Former President George W. Bush Tuesday memorialized the five Dallas officers slain in a sniper ambush last week by saying to the families of the fallen, "they finished well."
"They defended us, even to the end," Bush said at an interfaith memorial service for the officers at Morton H. Meyerson Symphony Center. "We will not forget what they did for us."
Also in attendance was former first lady Laura Bush — along with President Barack Obama, who later spoke, first lady Michelle Obama, Vice President Joe Biden and his wife, Jill Biden.
The officers killed in last Thursday's attack were Lorne Ahrens, 48; Michael Krol, 40; Michael Smith, 55; Brent Thompson, 43; and Patrick Zamarripa, 32.
"Your loss is unfair," Bush, who also served two terms as Texas governor, said to the families. "We cannot explain it.
"We can stand beside you and share your grief. And we can pray that God will comfort you with a hope deeper than sorrow and stronger than death."
Bush, who settled in Dallas after leaving the White House in 2009, expressed grief for the "five deaths in the family" and praised both the slain officers and "the community that has rallied to honor them and support the wounded.
"Laura and I see members of law enforcement every day," the former president said. "We count them as our friends.
"These officers were the best among us," Bush continued before reading off the names of the deceased. "With their deaths, we have lost so much.
"We are grief-stricken, heart-broken, and forever grateful."
He then touched on the realities of policing — for the officers and their families.
"Every officer has accepted a calling that sets them apart.
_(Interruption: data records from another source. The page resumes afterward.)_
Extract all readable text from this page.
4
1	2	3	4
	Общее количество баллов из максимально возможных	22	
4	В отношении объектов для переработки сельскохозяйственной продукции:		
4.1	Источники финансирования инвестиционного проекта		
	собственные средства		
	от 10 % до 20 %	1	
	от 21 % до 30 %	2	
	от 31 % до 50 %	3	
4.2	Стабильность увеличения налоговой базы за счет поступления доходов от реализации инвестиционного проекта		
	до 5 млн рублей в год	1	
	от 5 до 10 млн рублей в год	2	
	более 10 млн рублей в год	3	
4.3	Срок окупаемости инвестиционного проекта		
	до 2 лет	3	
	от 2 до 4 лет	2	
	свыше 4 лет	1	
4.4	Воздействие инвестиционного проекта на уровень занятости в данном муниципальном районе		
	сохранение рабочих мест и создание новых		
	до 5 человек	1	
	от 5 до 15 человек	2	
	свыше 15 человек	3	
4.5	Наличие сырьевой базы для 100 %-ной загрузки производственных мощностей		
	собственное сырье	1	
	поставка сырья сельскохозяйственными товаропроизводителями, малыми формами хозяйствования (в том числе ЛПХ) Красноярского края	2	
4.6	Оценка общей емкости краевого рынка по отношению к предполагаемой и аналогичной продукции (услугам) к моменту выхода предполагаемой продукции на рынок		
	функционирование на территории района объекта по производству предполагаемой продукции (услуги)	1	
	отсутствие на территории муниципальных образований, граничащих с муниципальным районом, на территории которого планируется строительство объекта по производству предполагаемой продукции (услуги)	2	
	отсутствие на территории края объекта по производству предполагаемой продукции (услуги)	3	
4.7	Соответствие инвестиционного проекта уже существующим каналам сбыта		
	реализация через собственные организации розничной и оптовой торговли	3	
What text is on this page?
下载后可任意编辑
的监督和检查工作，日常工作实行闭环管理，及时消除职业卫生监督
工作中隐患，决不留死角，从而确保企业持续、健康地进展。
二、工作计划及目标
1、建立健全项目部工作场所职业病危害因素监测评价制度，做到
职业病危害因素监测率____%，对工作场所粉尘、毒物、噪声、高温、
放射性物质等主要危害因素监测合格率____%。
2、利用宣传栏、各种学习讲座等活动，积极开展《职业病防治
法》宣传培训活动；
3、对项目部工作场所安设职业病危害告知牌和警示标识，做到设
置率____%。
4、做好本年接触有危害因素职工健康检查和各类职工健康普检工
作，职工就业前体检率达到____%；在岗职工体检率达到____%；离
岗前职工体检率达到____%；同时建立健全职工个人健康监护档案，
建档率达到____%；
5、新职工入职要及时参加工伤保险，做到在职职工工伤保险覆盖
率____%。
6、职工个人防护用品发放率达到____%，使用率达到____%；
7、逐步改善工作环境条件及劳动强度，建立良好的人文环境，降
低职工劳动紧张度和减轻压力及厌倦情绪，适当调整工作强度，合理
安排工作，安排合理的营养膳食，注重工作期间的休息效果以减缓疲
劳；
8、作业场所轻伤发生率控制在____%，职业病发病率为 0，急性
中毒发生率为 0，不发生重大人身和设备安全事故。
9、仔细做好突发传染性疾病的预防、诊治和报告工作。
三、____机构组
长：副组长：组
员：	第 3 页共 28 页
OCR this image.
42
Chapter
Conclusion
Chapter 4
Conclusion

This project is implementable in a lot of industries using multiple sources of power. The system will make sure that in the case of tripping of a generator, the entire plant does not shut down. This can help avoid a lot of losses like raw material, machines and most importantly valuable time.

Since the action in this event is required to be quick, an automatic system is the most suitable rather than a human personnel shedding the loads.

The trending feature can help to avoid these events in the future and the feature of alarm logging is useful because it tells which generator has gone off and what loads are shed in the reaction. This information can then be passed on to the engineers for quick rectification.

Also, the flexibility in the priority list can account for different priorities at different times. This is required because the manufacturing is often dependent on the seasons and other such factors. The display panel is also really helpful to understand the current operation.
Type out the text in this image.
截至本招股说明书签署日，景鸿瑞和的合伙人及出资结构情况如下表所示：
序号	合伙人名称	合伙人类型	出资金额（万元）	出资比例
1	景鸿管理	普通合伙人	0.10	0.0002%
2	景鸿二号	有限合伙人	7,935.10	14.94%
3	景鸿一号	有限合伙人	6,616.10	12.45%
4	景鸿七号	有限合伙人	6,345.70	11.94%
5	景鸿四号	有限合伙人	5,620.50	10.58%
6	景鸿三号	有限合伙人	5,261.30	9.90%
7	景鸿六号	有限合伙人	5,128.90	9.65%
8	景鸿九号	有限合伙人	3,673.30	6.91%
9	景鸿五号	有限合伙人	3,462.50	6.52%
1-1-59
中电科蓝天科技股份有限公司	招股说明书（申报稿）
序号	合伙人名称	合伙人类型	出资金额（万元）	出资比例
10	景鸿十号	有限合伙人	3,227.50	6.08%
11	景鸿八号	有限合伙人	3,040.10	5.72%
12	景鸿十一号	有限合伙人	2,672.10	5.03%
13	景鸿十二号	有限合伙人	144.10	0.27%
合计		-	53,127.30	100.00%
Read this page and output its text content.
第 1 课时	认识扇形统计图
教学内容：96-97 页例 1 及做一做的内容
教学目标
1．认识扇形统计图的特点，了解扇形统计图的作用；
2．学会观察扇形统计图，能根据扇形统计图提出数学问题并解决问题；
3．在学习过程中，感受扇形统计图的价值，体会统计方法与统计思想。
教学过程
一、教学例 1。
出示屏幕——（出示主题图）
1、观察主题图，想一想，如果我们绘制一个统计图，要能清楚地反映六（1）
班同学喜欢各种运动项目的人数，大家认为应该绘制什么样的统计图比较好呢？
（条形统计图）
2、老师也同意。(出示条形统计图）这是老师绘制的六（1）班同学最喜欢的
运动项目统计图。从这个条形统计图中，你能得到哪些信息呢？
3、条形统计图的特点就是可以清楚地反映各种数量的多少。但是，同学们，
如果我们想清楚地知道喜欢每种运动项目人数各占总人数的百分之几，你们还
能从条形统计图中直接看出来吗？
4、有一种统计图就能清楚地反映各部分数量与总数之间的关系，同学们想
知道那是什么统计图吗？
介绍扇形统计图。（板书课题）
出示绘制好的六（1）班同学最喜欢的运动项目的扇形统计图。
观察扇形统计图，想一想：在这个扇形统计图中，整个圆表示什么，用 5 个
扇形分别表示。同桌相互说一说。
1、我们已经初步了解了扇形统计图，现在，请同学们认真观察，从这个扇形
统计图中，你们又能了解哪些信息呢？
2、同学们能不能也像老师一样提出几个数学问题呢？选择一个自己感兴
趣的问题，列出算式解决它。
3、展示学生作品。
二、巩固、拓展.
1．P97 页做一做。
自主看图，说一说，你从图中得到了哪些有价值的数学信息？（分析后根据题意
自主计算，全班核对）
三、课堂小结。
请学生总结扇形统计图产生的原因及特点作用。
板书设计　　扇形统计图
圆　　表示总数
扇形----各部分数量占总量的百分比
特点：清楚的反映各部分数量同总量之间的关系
Those wearing the uniform assume that risk for the safety of strangers.
"They and their families share the unspoken knowledge that each new day can bring new dangers.
"But none of us were prepared, or could be prepared, for an ambush by hatred and malice. The shock of this evil still has not faded."
Bush also called for unity amid the bloodshed, frustration and anxiety that has engulfed the nation over the deaths in recent weeks.
"At times, it seems like the forces pulling us apart are stronger than the forces binding us together. Argument turns too easily into animosity. Disagreement escalates too quickly into dehumanization.
"Too often, we judge other groups by their worst examples, while judging ourselves by our best intentions," Bush said. "This has strained our bonds of understanding and common purpose.
"But Americans, I think have a great advantage. To renew our unity, we only need to remember our values. We have never been held together by blood or background.
"We are bound by things of the spirit, by shared commitments to common ideals."
In his eulogy, President Obama said that the Dallas attack appeared "as if the deepest fault lines of our democracy" was exposed, though he rejected the notion that the country was divided.